LLNL unlocks the secrets of nanoscale 3D printing

LLNL researchers can print woodpile lattices with submicron features a fraction of the width of a human hair. Image by Jacob Long and Adam Connell/LLNL.

Lawrence Livermore National Laboratory (LLNL) researchers have discovered novel ways to extend the capabilities of two-photon lithography (TPL), a high-resolution 3D printing technique capable of producing nanoscale features smaller than one-hundredth the width of a human hair.

The findings also unleashes the potential for X-ray computed tomography (CT) to analyze stress or defects noninvasively in embedded 3D-printed medical devices or implants.

LLNL researchers describe cracking the code on resist materials optimized for two-photon lithography and forming 3D microstructures with features less than 150 nm.
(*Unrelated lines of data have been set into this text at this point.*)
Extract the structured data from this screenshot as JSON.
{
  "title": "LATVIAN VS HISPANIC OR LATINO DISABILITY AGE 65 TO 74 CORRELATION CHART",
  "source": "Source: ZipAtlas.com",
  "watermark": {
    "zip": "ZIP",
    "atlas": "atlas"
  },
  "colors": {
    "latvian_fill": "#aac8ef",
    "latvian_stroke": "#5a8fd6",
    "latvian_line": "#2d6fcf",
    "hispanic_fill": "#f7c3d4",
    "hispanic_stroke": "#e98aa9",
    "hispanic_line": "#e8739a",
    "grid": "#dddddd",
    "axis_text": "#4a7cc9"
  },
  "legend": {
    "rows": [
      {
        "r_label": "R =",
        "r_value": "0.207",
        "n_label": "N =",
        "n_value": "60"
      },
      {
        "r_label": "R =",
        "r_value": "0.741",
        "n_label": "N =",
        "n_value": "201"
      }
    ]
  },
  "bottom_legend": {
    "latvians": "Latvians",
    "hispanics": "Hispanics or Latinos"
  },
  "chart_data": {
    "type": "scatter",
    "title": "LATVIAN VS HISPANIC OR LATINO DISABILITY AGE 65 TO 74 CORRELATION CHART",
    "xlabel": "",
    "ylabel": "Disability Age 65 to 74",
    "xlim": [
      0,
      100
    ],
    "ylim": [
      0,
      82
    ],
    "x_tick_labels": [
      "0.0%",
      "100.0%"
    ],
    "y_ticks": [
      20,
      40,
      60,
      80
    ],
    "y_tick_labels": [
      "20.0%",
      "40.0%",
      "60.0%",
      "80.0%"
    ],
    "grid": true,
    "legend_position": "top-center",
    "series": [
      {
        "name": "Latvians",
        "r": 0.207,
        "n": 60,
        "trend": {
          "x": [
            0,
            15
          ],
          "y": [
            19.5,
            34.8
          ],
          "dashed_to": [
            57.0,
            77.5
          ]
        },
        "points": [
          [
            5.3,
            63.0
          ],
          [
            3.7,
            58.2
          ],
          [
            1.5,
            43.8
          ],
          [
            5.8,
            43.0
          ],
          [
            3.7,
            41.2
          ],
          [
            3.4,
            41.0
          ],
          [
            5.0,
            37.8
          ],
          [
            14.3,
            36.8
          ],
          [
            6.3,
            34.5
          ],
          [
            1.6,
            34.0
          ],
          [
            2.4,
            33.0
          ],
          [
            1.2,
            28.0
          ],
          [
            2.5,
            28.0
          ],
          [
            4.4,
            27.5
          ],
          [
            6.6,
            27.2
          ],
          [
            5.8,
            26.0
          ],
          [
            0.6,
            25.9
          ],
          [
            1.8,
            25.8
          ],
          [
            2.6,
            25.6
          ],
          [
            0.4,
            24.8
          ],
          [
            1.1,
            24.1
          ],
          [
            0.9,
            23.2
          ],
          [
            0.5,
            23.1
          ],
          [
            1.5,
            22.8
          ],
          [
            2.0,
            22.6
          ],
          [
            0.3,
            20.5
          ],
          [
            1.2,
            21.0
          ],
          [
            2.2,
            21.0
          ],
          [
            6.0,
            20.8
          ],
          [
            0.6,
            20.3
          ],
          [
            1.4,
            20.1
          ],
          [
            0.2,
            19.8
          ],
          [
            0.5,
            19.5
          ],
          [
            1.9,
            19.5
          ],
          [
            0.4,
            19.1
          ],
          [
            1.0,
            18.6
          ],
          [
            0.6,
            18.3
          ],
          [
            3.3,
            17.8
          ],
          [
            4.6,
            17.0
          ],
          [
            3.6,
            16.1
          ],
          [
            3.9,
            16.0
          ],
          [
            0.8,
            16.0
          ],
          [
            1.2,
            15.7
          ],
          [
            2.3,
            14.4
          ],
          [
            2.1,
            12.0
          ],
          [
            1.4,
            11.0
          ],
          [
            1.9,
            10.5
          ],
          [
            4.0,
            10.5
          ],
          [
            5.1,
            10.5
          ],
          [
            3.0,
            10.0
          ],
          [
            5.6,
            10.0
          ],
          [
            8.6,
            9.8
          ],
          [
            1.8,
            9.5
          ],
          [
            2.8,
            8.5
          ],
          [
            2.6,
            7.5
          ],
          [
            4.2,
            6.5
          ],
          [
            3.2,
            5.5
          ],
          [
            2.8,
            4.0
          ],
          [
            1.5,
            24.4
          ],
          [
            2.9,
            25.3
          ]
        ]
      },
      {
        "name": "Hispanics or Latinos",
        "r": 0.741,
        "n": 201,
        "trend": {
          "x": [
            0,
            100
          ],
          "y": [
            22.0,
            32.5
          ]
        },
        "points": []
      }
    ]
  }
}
Furthermore, researchers were able to tune and increase the amount of X-rays the photopolymer resists could absorb, improving attenuation by more than 10 times over the photoresists commonly used for the technique.
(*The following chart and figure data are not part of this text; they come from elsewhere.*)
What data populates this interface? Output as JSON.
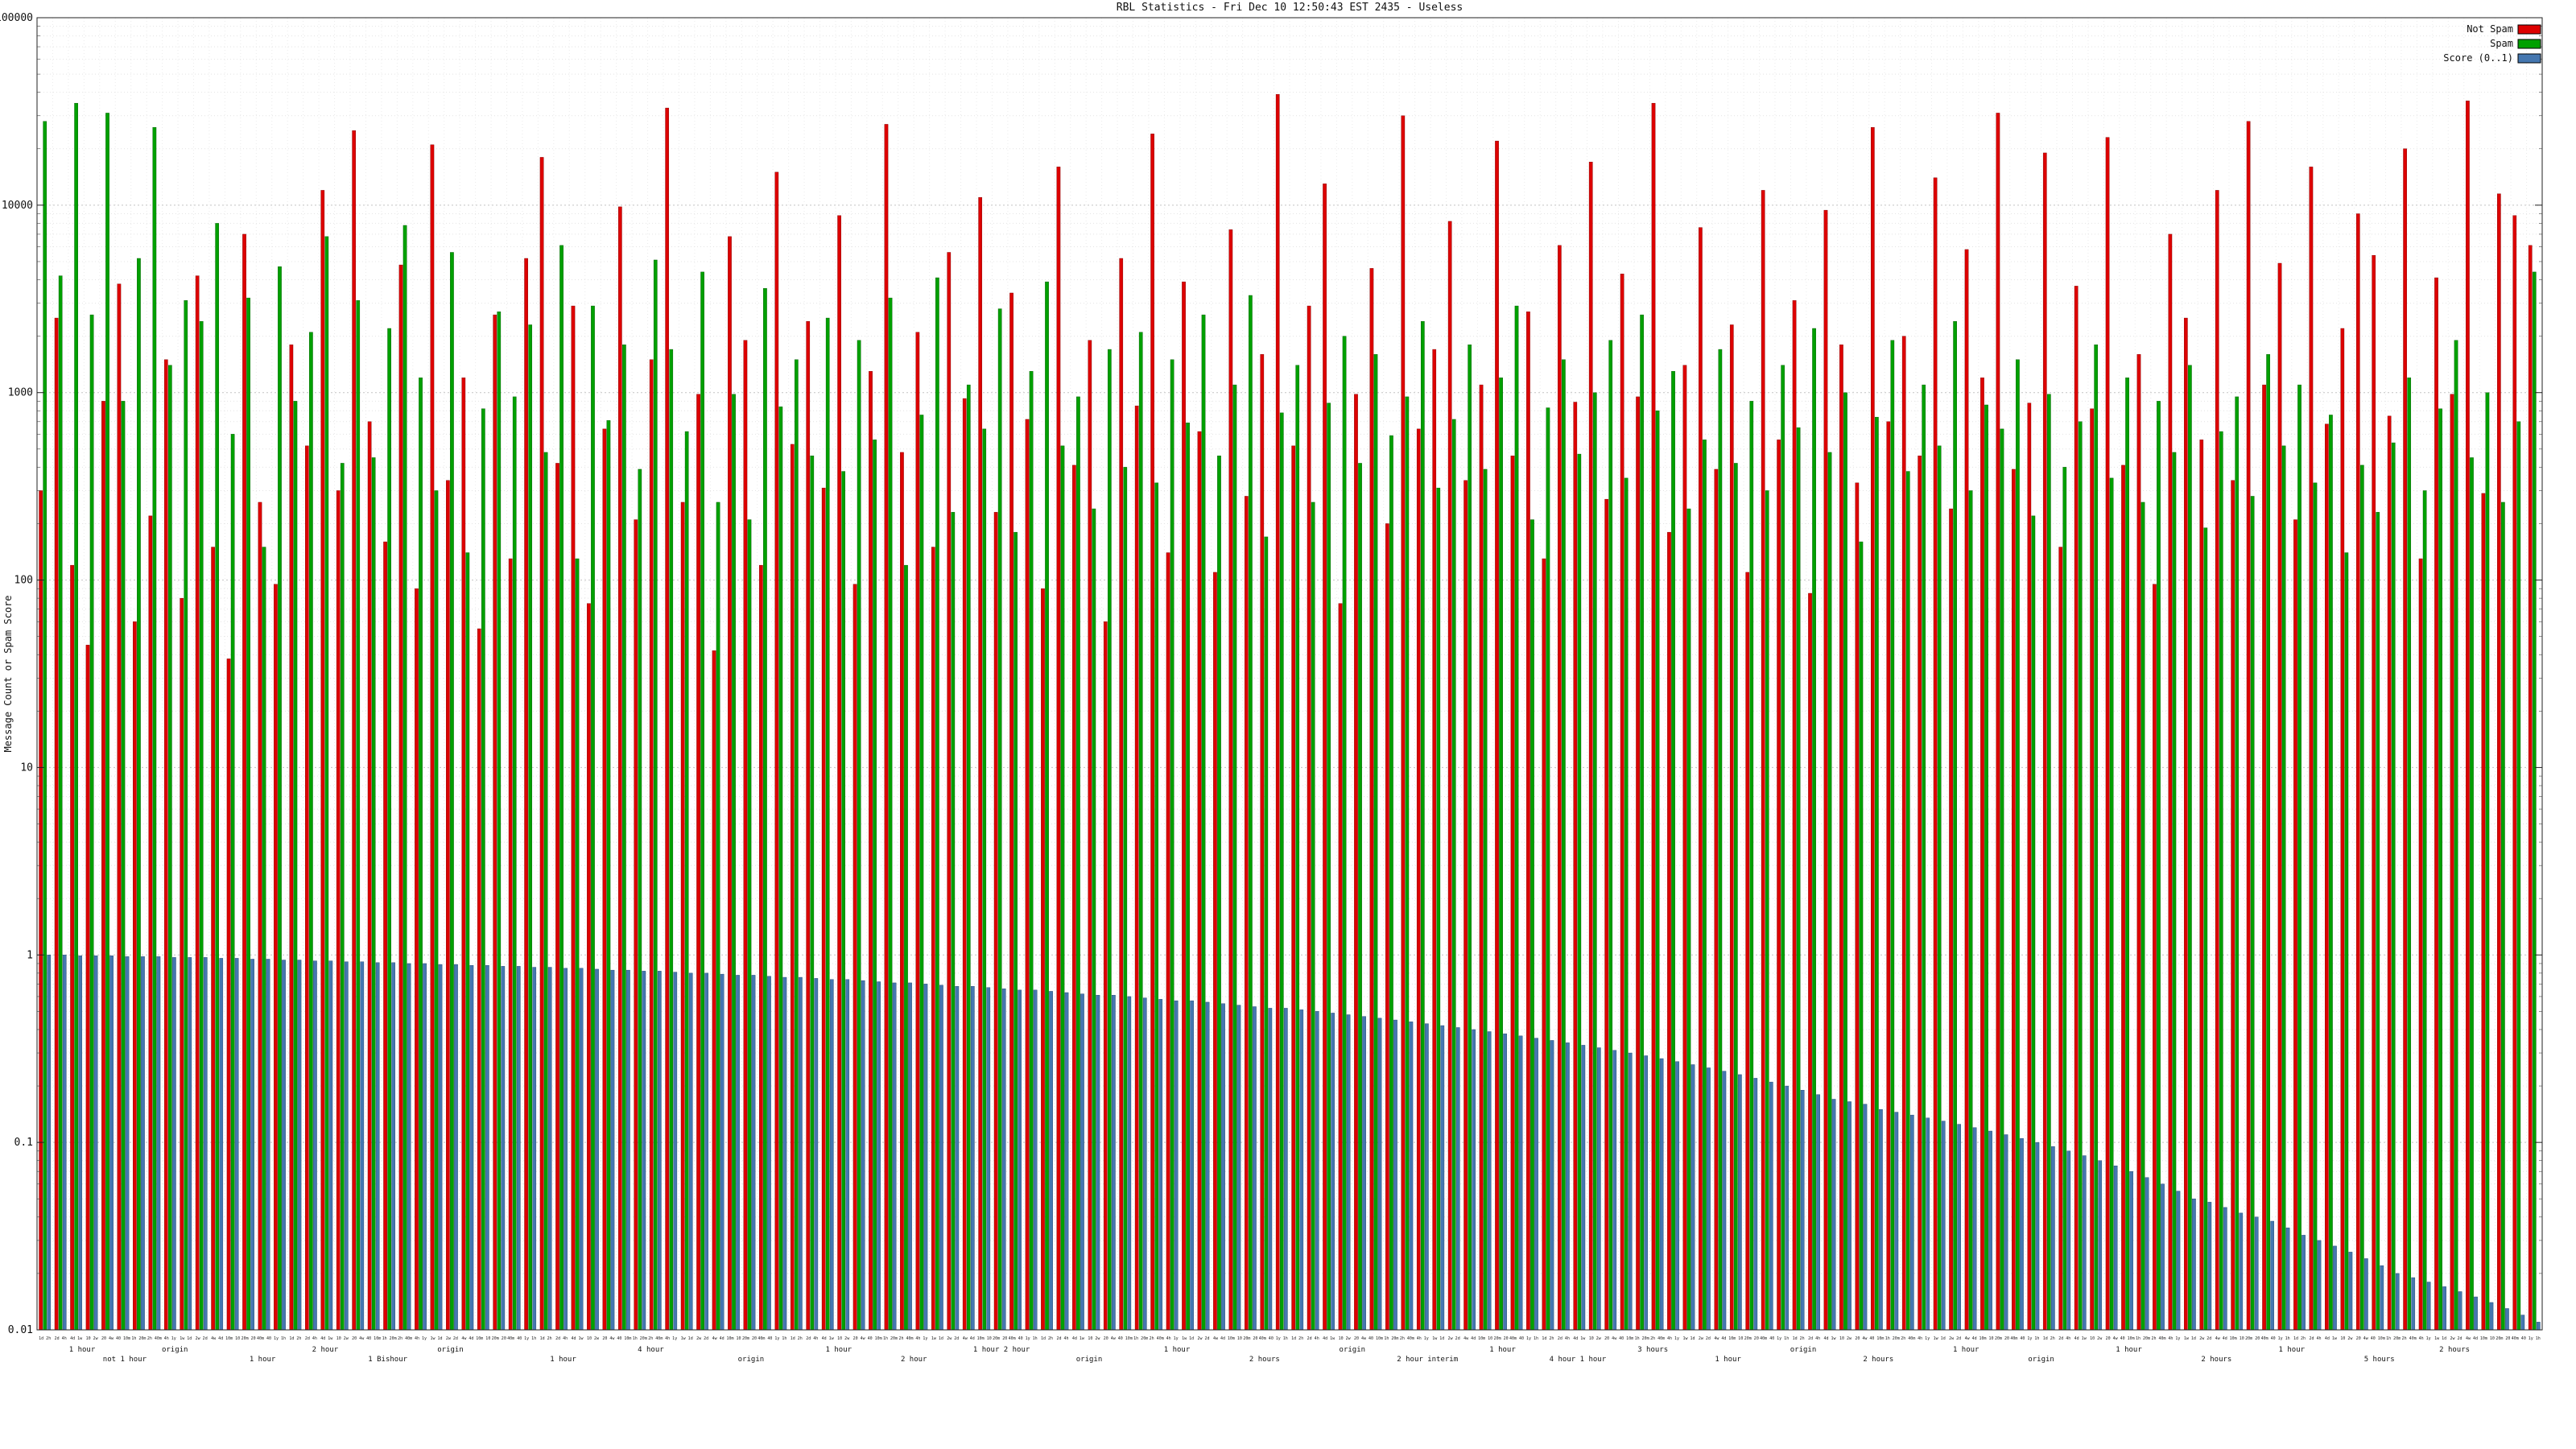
{
  "chart_data": {
    "type": "bar",
    "title": "RBL Statistics - Fri Dec 10 12:50:43 EST 2435 - Useless",
    "ylabel": "Message Count or Spam Score",
    "y_scale": "log",
    "ylim": [
      0.01,
      100000
    ],
    "y_tick_labels": [
      "100000",
      "10000",
      "1000",
      "100",
      "10",
      "1",
      "0.1",
      "0.01"
    ],
    "y_tick_values": [
      100000,
      10000,
      1000,
      100,
      10,
      1,
      0.1,
      0.01
    ],
    "grid": "dotted",
    "legend_position": "top-right",
    "legend": [
      {
        "label": "Not Spam",
        "color": "#dd0000"
      },
      {
        "label": "Spam",
        "color": "#00a000"
      },
      {
        "label": "Score (0..1)",
        "color": "#4577b0"
      }
    ],
    "x_axis_note": "per-bar RBL tick labels and group labels are largely illegible in the source image; approximated",
    "x_tick_cycle": [
      "1d",
      "2d",
      "4d",
      "10",
      "20",
      "40",
      "1h",
      "2h",
      "4h",
      "1w",
      "2w",
      "4w",
      "10m",
      "20m",
      "40m",
      "1y"
    ],
    "x_group_labels": [
      {
        "pos": 0.018,
        "text": "1 hour"
      },
      {
        "pos": 0.035,
        "text": "not 1 hour"
      },
      {
        "pos": 0.055,
        "text": "origin"
      },
      {
        "pos": 0.09,
        "text": "1 hour"
      },
      {
        "pos": 0.115,
        "text": "2 hour"
      },
      {
        "pos": 0.14,
        "text": "1 Bishour"
      },
      {
        "pos": 0.165,
        "text": "origin"
      },
      {
        "pos": 0.21,
        "text": "1 hour"
      },
      {
        "pos": 0.245,
        "text": "4 hour"
      },
      {
        "pos": 0.285,
        "text": "origin"
      },
      {
        "pos": 0.32,
        "text": "1 hour"
      },
      {
        "pos": 0.35,
        "text": "2 hour"
      },
      {
        "pos": 0.385,
        "text": "1 hour 2 hour"
      },
      {
        "pos": 0.42,
        "text": "origin"
      },
      {
        "pos": 0.455,
        "text": "1 hour"
      },
      {
        "pos": 0.49,
        "text": "2 hours"
      },
      {
        "pos": 0.525,
        "text": "origin"
      },
      {
        "pos": 0.555,
        "text": "2 hour interim"
      },
      {
        "pos": 0.585,
        "text": "1 hour"
      },
      {
        "pos": 0.615,
        "text": "4 hour 1 hour"
      },
      {
        "pos": 0.645,
        "text": "3 hours"
      },
      {
        "pos": 0.675,
        "text": "1 hour"
      },
      {
        "pos": 0.705,
        "text": "origin"
      },
      {
        "pos": 0.735,
        "text": "2 hours"
      },
      {
        "pos": 0.77,
        "text": "1 hour"
      },
      {
        "pos": 0.8,
        "text": "origin"
      },
      {
        "pos": 0.835,
        "text": "1 hour"
      },
      {
        "pos": 0.87,
        "text": "2 hours"
      },
      {
        "pos": 0.9,
        "text": "1 hour"
      },
      {
        "pos": 0.935,
        "text": "5 hours"
      },
      {
        "pos": 0.965,
        "text": "2 hours"
      }
    ],
    "series": [
      {
        "name": "Not Spam",
        "color": "#dd0000",
        "edge": "#7a0000",
        "values": [
          300,
          2500,
          120,
          45,
          900,
          3800,
          60,
          220,
          1500,
          80,
          4200,
          150,
          38,
          7000,
          260,
          95,
          1800,
          520,
          12000,
          300,
          25000,
          700,
          160,
          4800,
          90,
          21000,
          340,
          1200,
          55,
          2600,
          130,
          5200,
          18000,
          420,
          2900,
          75,
          640,
          9800,
          210,
          1500,
          33000,
          260,
          980,
          42,
          6800,
          1900,
          120,
          15000,
          530,
          2400,
          310,
          8800,
          95,
          1300,
          27000,
          480,
          2100,
          150,
          5600,
          930,
          11000,
          230,
          3400,
          720,
          90,
          16000,
          410,
          1900,
          60,
          5200,
          850,
          24000,
          140,
          3900,
          620,
          110,
          7400,
          280,
          1600,
          39000,
          520,
          2900,
          13000,
          75,
          980,
          4600,
          200,
          30000,
          640,
          1700,
          8200,
          340,
          1100,
          22000,
          460,
          2700,
          130,
          6100,
          890,
          17000,
          270,
          4300,
          950,
          35000,
          180,
          1400,
          7600,
          390,
          2300,
          110,
          12000,
          560,
          3100,
          85,
          9400,
          1800,
          330,
          26000,
          700,
          2000,
          460,
          14000,
          240,
          5800,
          1200,
          31000,
          390,
          880,
          19000,
          150,
          3700,
          820,
          23000,
          410,
          1600,
          95,
          7000,
          2500,
          560,
          12000,
          340,
          28000,
          1100,
          4900,
          210,
          16000,
          680,
          2200,
          9000,
          5400,
          750,
          20000,
          130,
          4100,
          980,
          36000,
          290,
          11500,
          8800,
          6100
        ]
      },
      {
        "name": "Spam",
        "color": "#00a000",
        "edge": "#005500",
        "values": [
          28000,
          4200,
          35000,
          2600,
          31000,
          900,
          5200,
          26000,
          1400,
          3100,
          2400,
          8000,
          600,
          3200,
          150,
          4700,
          900,
          2100,
          6800,
          420,
          3100,
          450,
          2200,
          7800,
          1200,
          300,
          5600,
          140,
          820,
          2700,
          950,
          2300,
          480,
          6100,
          130,
          2900,
          710,
          1800,
          390,
          5100,
          1700,
          620,
          4400,
          260,
          980,
          210,
          3600,
          840,
          1500,
          460,
          2500,
          380,
          1900,
          560,
          3200,
          120,
          760,
          4100,
          230,
          1100,
          640,
          2800,
          180,
          1300,
          3900,
          520,
          950,
          240,
          1700,
          400,
          2100,
          330,
          1500,
          690,
          2600,
          460,
          1100,
          3300,
          170,
          780,
          1400,
          260,
          880,
          2000,
          420,
          1600,
          590,
          950,
          2400,
          310,
          720,
          1800,
          390,
          1200,
          2900,
          210,
          830,
          1500,
          470,
          1000,
          1900,
          350,
          2600,
          800,
          1300,
          240,
          560,
          1700,
          420,
          900,
          300,
          1400,
          650,
          2200,
          480,
          1000,
          160,
          740,
          1900,
          380,
          1100,
          520,
          2400,
          300,
          860,
          640,
          1500,
          220,
          980,
          400,
          700,
          1800,
          350,
          1200,
          260,
          900,
          480,
          1400,
          190,
          620,
          950,
          280,
          1600,
          520,
          1100,
          330,
          760,
          140,
          410,
          230,
          540,
          1200,
          300,
          820,
          1900,
          450,
          1000,
          260,
          700,
          4400
        ]
      },
      {
        "name": "Score (0..1)",
        "color": "#4577b0",
        "edge": "#1f3f66",
        "values": [
          1.0,
          1.0,
          0.99,
          0.99,
          0.99,
          0.98,
          0.98,
          0.98,
          0.97,
          0.97,
          0.97,
          0.96,
          0.96,
          0.95,
          0.95,
          0.94,
          0.94,
          0.93,
          0.93,
          0.92,
          0.92,
          0.91,
          0.91,
          0.9,
          0.9,
          0.89,
          0.89,
          0.88,
          0.88,
          0.87,
          0.87,
          0.86,
          0.86,
          0.85,
          0.85,
          0.84,
          0.83,
          0.83,
          0.82,
          0.82,
          0.81,
          0.8,
          0.8,
          0.79,
          0.78,
          0.78,
          0.77,
          0.76,
          0.76,
          0.75,
          0.74,
          0.74,
          0.73,
          0.72,
          0.71,
          0.71,
          0.7,
          0.69,
          0.68,
          0.68,
          0.67,
          0.66,
          0.65,
          0.65,
          0.64,
          0.63,
          0.62,
          0.61,
          0.61,
          0.6,
          0.59,
          0.58,
          0.57,
          0.57,
          0.56,
          0.55,
          0.54,
          0.53,
          0.52,
          0.52,
          0.51,
          0.5,
          0.49,
          0.48,
          0.47,
          0.46,
          0.45,
          0.44,
          0.43,
          0.42,
          0.41,
          0.4,
          0.39,
          0.38,
          0.37,
          0.36,
          0.35,
          0.34,
          0.33,
          0.32,
          0.31,
          0.3,
          0.29,
          0.28,
          0.27,
          0.26,
          0.25,
          0.24,
          0.23,
          0.22,
          0.21,
          0.2,
          0.19,
          0.18,
          0.17,
          0.165,
          0.16,
          0.15,
          0.145,
          0.14,
          0.135,
          0.13,
          0.125,
          0.12,
          0.115,
          0.11,
          0.105,
          0.1,
          0.095,
          0.09,
          0.085,
          0.08,
          0.075,
          0.07,
          0.065,
          0.06,
          0.055,
          0.05,
          0.048,
          0.045,
          0.042,
          0.04,
          0.038,
          0.035,
          0.032,
          0.03,
          0.028,
          0.026,
          0.024,
          0.022,
          0.02,
          0.019,
          0.018,
          0.017,
          0.016,
          0.015,
          0.014,
          0.013,
          0.012,
          0.011
        ]
      }
    ]
  }
}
By tuning the material’s X-ray absorption, researchers can now use X-ray-computed tomography as a diagnostic tool to image the inside of parts without cutting them open or to investigate 3D-printed objects embedded inside the body, such as stents, joint replacements or bone scaffolds. These techniques also could be used to produce and probe the internal structure of targets for the National Ignition Facility, as well as optical and mechanical metamaterials and 3D-printed electrochemical batteries.